Chronic stress at work can also affect health, interfering with sleep, a balanced diet or the desire to exercise.

Work stress is also not good for companies or organisations themselves. Burnout reduces work productivity and increases absenteeism among staff, as well as employee turnover, which in turn leads to conflicts between colleagues, causing stress to spread to more people in the collective.

How to deal with stress at work?

Dealing with negative thoughts

Chronic stress and worry cause people to develop a "filter" in which everything is automatically interpreted as a negative situation. One starts to systematically doubt one's abilities ("my boss thinks I'm not getting up") or can't overcome a lack of advancement ("I'll be ruined if I don't get promoted").

These are times when you need to take stock of what you've done and the situation you're in. If you find that you never know if what you are doing is enough, it may help to talk to your supervisor. Take time to discuss strategy and how to meet the tasks that are expected to be done. This relieves stress for both parties.

Forget "multitasking"

Jumping from one task to another may seem like a fantastic way to increase productivity, but over time you'll find that this deceptive feeling only leads to diluted focus and doesn't work well for most people. Doing math in Excel, answering emails, and talking on the phone all at the same time will lead to negative results across the board.

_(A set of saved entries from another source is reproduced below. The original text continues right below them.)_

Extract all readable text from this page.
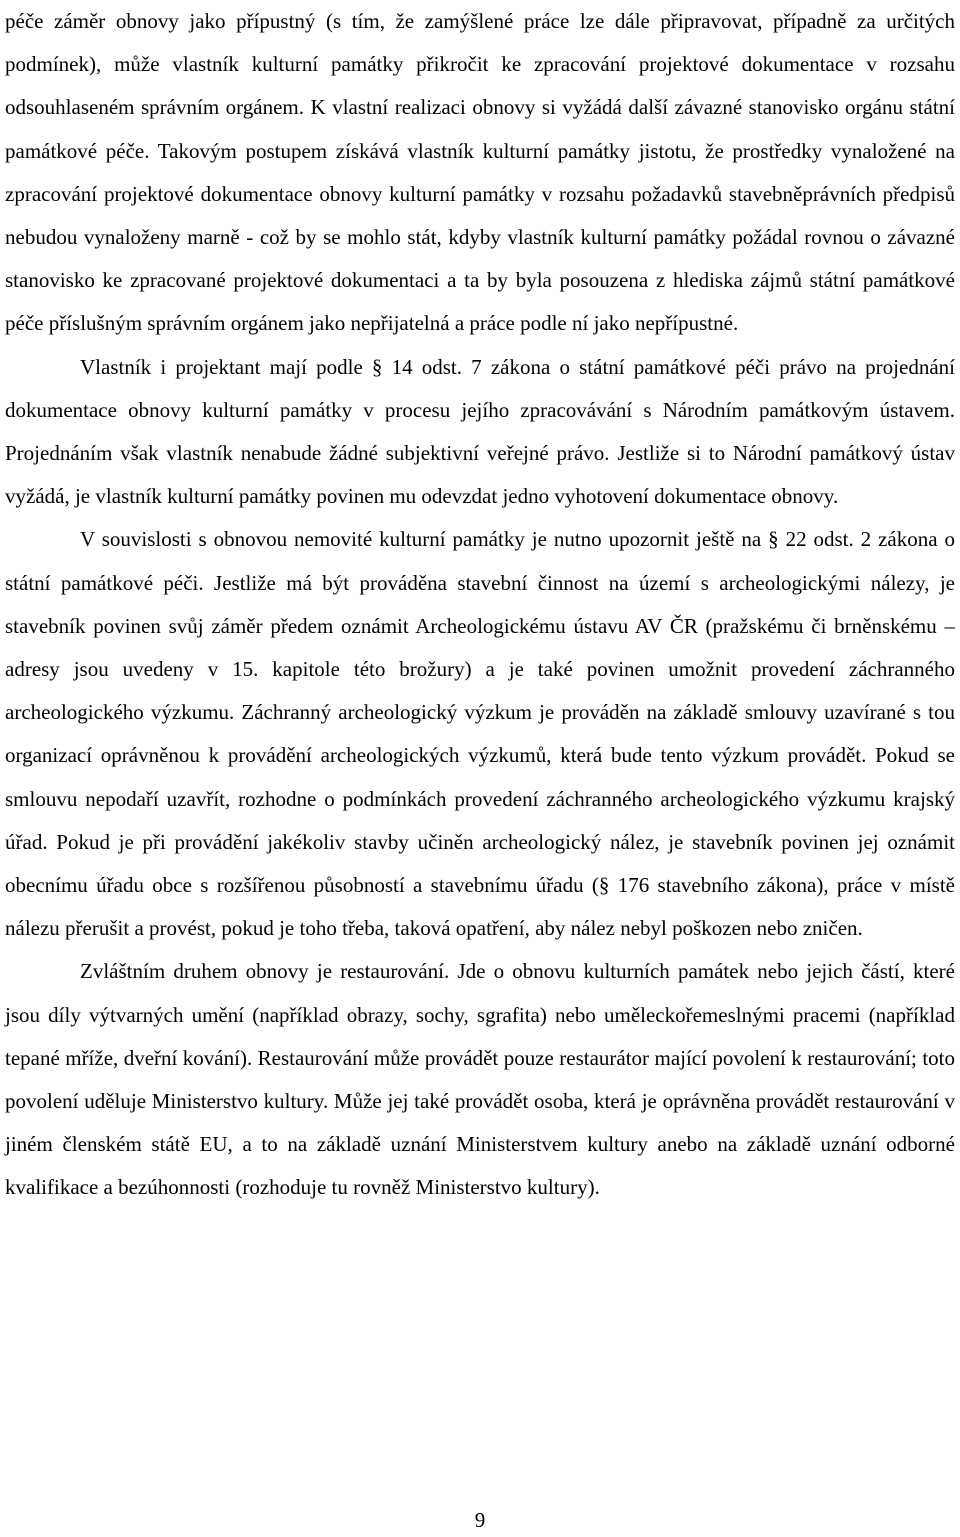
péče záměr obnovy jako přípustný (s tím, že zamýšlené práce lze dále připravovat, případně za určitých podmínek), může vlastník kulturní památky přikročit ke zpracování projektové dokumentace v rozsahu odsouhlaseném správním orgánem. K vlastní realizaci obnovy si vyžádá další závazné stanovisko orgánu státní památkové péče. Takovým postupem získává vlastník kulturní památky jistotu, že prostředky vynaložené na zpracování projektové dokumentace obnovy kulturní památky v rozsahu požadavků stavebněprávních předpisů nebudou vynaloženy marně - což by se mohlo stát, kdyby vlastník kulturní památky požádal rovnou o závazné stanovisko ke zpracované projektové dokumentaci a ta by byla posouzena z hlediska zájmů státní památkové péče příslušným správním orgánem jako nepřijatelná a práce podle ní jako nepřípustné.

Vlastník i projektant mají podle § 14 odst. 7 zákona o státní památkové péči právo na projednání dokumentace obnovy kulturní památky v procesu jejího zpracovávání s Národním památkovým ústavem. Projednáním však vlastník nenabude žádné subjektivní veřejné právo. Jestliže si to Národní památkový ústav vyžádá, je vlastník kulturní památky povinen mu odevzdat jedno vyhotovení dokumentace obnovy.

V souvislosti s obnovou nemovité kulturní památky je nutno upozornit ještě na § 22 odst. 2 zákona o státní památkové péči. Jestliže má být prováděna stavební činnost na území s archeologickými nálezy, je stavebník povinen svůj záměr předem oznámit Archeologickému ústavu AV ČR (pražskému či brněnskému – adresy jsou uvedeny v 15. kapitole této brožury) a je také povinen umožnit provedení záchranného archeologického výzkumu. Záchranný archeologický výzkum je prováděn na základě smlouvy uzavírané s tou organizací oprávněnou k provádění archeologických výzkumů, která bude tento výzkum provádět. Pokud se smlouvu nepodaří uzavřít, rozhodne o podmínkách provedení záchranného archeologického výzkumu krajský úřad. Pokud je při provádění jakékoliv stavby učiněn archeologický nález, je stavebník povinen jej oznámit obecnímu úřadu obce s rozšířenou působností a stavebnímu úřadu (§ 176 stavebního zákona), práce v místě nálezu přerušit a provést, pokud je toho třeba, taková opatření, aby nález nebyl poškozen nebo zničen.

Zvláštním druhem obnovy je restaurování. Jde o obnovu kulturních památek nebo jejich částí, které jsou díly výtvarných umění (například obrazy, sochy, sgrafita) nebo uměleckořemeslnými pracemi (například tepané mříže, dveřní kování). Restaurování může provádět pouze restaurátor mající povolení k restaurování; toto povolení uděluje Ministerstvo kultury. Může jej také provádět osoba, která je oprávněna provádět restaurování v jiném členském státě EU, a to na základě uznání Ministerstvem kultury anebo na základě uznání odborné kvalifikace a bezúhonnosti (rozhoduje tu rovněž Ministerstvo kultury).

9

Organization, organization, organization

Even if you are a naturally disorganized person, scheduling tasks allows you to spread your tasks out over time, which will greatly reduce your stress at work. You'll say that it's easy in theory and that new tasks constantly mess up your schedule. Yes, that's why we keep coming back to the point where you need to initiate a conversation with your supervisor and discuss the priorities of the expected work.

By staying organized, you can also avoid the negative effects of work overload.

Resolving problems

When a problem arises, many people simply block, panic - the stress is there.

Build a strategy where you follow specific steps to resolve it:

  • Define the problem;
  • Consider options for resolving it;
  • Make an action plan;
  • Discuss with a colleague/supervisor.

Feel comfortable and at work

You may not have thought about it, but physical comfort is extremely important in controlling stress at work.

  • The chair - you practically live in it during the day (mainly applies to people who work on a computer). Make sure you have a comfortable workstation. No one wants to bring back or lower back pain from work;
  • Desk - arrange it so it feels like home;
  • Music - make a favourite music list that helps you concentrate;
  • Light - direct light into the monitor or sparkling sun behind it are not helpers. Don't strain your eyes further;

Take some time for yourself - for example for a short walk. Don't forget your lunch break.

In conclusion, stress is manageable. Identify its source and try different techniques to reduce it. It will always be around us, but the important thing is not to give in to it!